The ‘Busy’ Trap

“Idleness is not just a vacation, an indulgence or a vice; it is as indispensable to the brain as vitamin D is to the body, and deprived of it we suffer a mental affliction as disfiguring as rickets. The space and quiet that idleness provides is a necessary condition for standing back from life and seeing it whole, for making unexpected connections and waiting for the wild summer lightning strikes of inspiration — it is, paradoxically, necessary to getting any work done.”

New York Times Article: The ‘Busy’ Trap, by Tim Kreider

9 Comments leave a comment below

  1. Thanks for this… It came at the perfect time for me :-)

  2. I love this quote and agree wholeheartedly with it but have a bit of an issue with the practicality of the whole article.

    I sincerely doubt majority of people struggling to survive paycheck to paycheck these days have the ability to escape to an undisclosed location.
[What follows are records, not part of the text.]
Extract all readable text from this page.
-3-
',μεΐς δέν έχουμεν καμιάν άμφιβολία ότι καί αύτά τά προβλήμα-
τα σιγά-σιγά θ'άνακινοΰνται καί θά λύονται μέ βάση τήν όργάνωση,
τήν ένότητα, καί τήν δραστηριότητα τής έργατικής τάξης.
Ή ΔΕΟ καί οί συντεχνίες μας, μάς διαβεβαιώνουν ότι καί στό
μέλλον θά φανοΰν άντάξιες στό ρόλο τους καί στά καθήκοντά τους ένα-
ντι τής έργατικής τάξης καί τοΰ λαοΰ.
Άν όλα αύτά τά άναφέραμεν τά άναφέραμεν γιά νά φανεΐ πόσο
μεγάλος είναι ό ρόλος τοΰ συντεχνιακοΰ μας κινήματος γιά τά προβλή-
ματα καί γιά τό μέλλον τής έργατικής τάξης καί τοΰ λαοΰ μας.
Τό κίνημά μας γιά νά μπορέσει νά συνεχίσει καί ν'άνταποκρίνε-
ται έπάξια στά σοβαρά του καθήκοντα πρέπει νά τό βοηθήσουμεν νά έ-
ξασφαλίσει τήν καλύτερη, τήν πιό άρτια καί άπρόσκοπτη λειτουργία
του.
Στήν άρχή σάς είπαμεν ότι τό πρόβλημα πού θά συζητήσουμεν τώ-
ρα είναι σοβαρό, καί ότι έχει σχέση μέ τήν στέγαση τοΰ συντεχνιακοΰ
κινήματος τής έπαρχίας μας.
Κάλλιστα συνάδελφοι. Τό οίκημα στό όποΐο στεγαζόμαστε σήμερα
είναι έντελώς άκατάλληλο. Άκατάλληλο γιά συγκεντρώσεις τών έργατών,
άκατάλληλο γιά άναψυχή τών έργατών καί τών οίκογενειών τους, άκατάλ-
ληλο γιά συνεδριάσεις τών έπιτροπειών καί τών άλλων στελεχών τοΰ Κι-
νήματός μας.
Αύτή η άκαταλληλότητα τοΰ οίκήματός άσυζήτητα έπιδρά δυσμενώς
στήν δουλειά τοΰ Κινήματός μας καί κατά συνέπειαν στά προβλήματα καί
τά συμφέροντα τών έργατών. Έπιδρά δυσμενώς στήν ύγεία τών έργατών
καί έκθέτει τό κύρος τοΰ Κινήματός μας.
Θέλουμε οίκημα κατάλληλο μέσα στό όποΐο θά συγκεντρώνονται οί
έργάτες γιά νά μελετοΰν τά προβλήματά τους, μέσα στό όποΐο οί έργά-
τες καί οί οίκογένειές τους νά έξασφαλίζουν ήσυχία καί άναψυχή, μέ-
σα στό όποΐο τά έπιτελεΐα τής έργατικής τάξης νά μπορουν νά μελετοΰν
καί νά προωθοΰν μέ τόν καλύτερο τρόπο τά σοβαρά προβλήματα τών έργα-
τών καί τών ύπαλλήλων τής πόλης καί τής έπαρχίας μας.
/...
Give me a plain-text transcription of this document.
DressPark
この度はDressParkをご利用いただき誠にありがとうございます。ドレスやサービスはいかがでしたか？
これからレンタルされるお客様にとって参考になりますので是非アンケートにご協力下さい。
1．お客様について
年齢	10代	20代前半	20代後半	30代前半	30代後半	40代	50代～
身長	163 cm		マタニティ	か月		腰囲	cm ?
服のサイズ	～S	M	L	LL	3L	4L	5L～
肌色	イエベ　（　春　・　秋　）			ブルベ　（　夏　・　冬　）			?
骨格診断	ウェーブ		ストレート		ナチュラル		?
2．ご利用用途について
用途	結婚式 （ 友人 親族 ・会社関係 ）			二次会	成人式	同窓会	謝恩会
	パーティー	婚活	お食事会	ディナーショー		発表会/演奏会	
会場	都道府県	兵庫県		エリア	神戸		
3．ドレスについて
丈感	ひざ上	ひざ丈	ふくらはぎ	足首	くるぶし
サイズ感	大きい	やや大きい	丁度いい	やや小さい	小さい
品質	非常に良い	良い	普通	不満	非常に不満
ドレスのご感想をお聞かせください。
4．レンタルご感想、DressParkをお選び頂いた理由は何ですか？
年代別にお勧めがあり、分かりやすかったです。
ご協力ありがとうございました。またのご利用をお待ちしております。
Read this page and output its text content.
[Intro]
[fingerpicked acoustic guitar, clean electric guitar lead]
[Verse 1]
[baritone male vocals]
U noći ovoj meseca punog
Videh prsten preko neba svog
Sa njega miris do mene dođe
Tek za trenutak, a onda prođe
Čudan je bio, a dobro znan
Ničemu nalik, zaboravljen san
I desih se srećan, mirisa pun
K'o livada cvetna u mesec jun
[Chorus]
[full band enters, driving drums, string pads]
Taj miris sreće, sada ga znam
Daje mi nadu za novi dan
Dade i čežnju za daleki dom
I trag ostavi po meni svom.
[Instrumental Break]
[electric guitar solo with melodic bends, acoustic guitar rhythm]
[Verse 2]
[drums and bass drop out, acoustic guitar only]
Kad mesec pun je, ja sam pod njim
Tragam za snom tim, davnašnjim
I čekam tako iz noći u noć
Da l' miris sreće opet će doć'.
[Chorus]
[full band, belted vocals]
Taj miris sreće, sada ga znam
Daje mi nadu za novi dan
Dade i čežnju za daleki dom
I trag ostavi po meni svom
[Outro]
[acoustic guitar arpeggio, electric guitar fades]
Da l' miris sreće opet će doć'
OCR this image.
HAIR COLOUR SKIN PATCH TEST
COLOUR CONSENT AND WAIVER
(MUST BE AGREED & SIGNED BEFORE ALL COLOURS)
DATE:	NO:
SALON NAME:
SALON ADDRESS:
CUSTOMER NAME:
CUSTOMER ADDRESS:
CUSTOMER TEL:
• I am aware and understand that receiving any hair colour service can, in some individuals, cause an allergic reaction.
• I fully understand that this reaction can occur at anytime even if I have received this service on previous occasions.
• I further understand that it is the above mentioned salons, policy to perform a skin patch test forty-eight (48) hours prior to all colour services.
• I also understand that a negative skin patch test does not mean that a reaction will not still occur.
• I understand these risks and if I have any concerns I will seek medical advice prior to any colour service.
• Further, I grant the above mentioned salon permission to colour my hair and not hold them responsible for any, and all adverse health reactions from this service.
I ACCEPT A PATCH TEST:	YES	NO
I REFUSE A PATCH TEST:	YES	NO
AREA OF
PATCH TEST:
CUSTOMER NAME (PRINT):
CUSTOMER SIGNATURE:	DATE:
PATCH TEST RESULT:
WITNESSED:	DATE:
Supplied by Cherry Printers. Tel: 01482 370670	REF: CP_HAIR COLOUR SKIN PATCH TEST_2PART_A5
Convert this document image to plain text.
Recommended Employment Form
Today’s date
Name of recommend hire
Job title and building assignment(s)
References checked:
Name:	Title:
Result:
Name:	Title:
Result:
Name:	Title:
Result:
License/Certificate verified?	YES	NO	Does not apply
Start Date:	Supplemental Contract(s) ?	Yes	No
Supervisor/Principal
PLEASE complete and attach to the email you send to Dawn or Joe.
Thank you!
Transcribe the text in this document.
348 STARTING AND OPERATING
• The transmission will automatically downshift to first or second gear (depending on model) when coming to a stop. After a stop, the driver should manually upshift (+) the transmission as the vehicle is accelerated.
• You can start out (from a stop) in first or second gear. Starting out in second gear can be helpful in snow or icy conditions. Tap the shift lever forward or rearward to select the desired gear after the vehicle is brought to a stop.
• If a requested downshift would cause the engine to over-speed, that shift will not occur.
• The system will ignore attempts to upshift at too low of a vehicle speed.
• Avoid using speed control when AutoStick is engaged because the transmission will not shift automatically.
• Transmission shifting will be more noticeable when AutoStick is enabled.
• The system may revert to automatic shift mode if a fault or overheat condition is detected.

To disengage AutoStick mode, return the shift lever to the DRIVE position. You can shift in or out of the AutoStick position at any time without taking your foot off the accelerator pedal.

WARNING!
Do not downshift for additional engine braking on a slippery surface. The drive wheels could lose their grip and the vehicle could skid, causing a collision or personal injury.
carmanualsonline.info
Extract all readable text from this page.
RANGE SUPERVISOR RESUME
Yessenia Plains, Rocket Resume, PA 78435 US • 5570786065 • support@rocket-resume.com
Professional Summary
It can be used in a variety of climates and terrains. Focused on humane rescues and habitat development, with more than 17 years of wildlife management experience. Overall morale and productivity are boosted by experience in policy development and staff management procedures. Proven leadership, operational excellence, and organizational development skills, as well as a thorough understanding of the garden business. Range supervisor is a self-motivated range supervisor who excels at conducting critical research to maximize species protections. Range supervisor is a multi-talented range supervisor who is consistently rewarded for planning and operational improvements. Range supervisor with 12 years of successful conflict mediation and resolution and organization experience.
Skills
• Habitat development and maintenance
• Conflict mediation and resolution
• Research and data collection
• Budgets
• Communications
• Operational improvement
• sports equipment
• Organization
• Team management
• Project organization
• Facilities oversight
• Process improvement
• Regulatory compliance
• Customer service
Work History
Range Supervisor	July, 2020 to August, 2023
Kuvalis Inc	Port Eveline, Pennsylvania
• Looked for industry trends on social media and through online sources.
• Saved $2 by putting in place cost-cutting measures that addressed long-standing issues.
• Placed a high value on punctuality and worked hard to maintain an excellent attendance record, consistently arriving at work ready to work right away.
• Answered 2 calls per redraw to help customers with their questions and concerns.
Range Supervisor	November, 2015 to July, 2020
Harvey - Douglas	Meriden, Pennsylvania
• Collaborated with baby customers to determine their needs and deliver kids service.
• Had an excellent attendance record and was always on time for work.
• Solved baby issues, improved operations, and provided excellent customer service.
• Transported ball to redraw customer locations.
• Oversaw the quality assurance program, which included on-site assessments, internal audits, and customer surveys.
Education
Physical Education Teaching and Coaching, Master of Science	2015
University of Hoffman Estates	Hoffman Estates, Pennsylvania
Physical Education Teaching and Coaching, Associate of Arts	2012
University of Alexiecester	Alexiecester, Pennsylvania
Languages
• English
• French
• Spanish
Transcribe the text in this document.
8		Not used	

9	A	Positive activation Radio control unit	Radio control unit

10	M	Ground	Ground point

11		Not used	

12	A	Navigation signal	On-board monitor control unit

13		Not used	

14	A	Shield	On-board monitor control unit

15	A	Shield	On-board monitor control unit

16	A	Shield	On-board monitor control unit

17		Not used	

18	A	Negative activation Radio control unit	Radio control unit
I’d much rather advocate for finding moments in the day where one discovers their passion and applies their drive to it.

    Entrepreneurship requires both passion and a 24/7 schedule dedicated to that passion. I say be busy living your passions not escape from the reality around you. :)

    just my two cents though

  3. Seeing this quote is great because I always feel bad if I’m idle. I am not sure why I felt like I had to be busy all the time, but I’m glad I no longer have to feel that way!

    I agree with Chris’s comments as well.

  4. Thanks for sharing…I wish more people would understand this as being idle is too often being mistaken for being lazy and unproductive.

  5. Reminds me of noted social psychologist Mihaly Csikszentmihalyi. In his book Creativity, he writes about the virtues of idle time and quotes physicist Freeman Dyson: “I am fooling around not doing anything, which probably means that this is a creative period… I think that it is very important to be idle. I mean they always say that Shakespeare was idle between plays.”

    A mantra for slackers everywhere.

  6. So true! And it’s so looked down upon in some many spaces – professional or not.

  7. The definition of idle is:

    1. not working or active; unemployed; doing nothing: idle workers.
    2. not spent or filled with activity: idle hours.
    3. not in use or operation; not kept busy: idle machinery.
    4. habitually doing nothing or avoiding work; lazy.
    5. of no real worth, importance, or significance: idle talk.

    I think idle is the incorrect word to use for clearing your mind and taking time to step back from your life and examining the way things are done.

    I agree that you need to step back every once in a while to get a fresh view on life and work, but being idle is unproductive.

  8. It’s the summer! I think we could all use a bit of idle time to go out and enjoy the sun!

    Thank for the inspiration Tina.

  9. Thomas Edison apparently did most of his “inventing” sitting in a chair; he would let him self drift, just this side of being asleep, with a small rubber ball in his hands. The ball would fall and wake him if he slept, and he did this because he found that in this unstructured time, he was able to come up with his many ideas for inventions which he then spent long hours in the lab trying to build.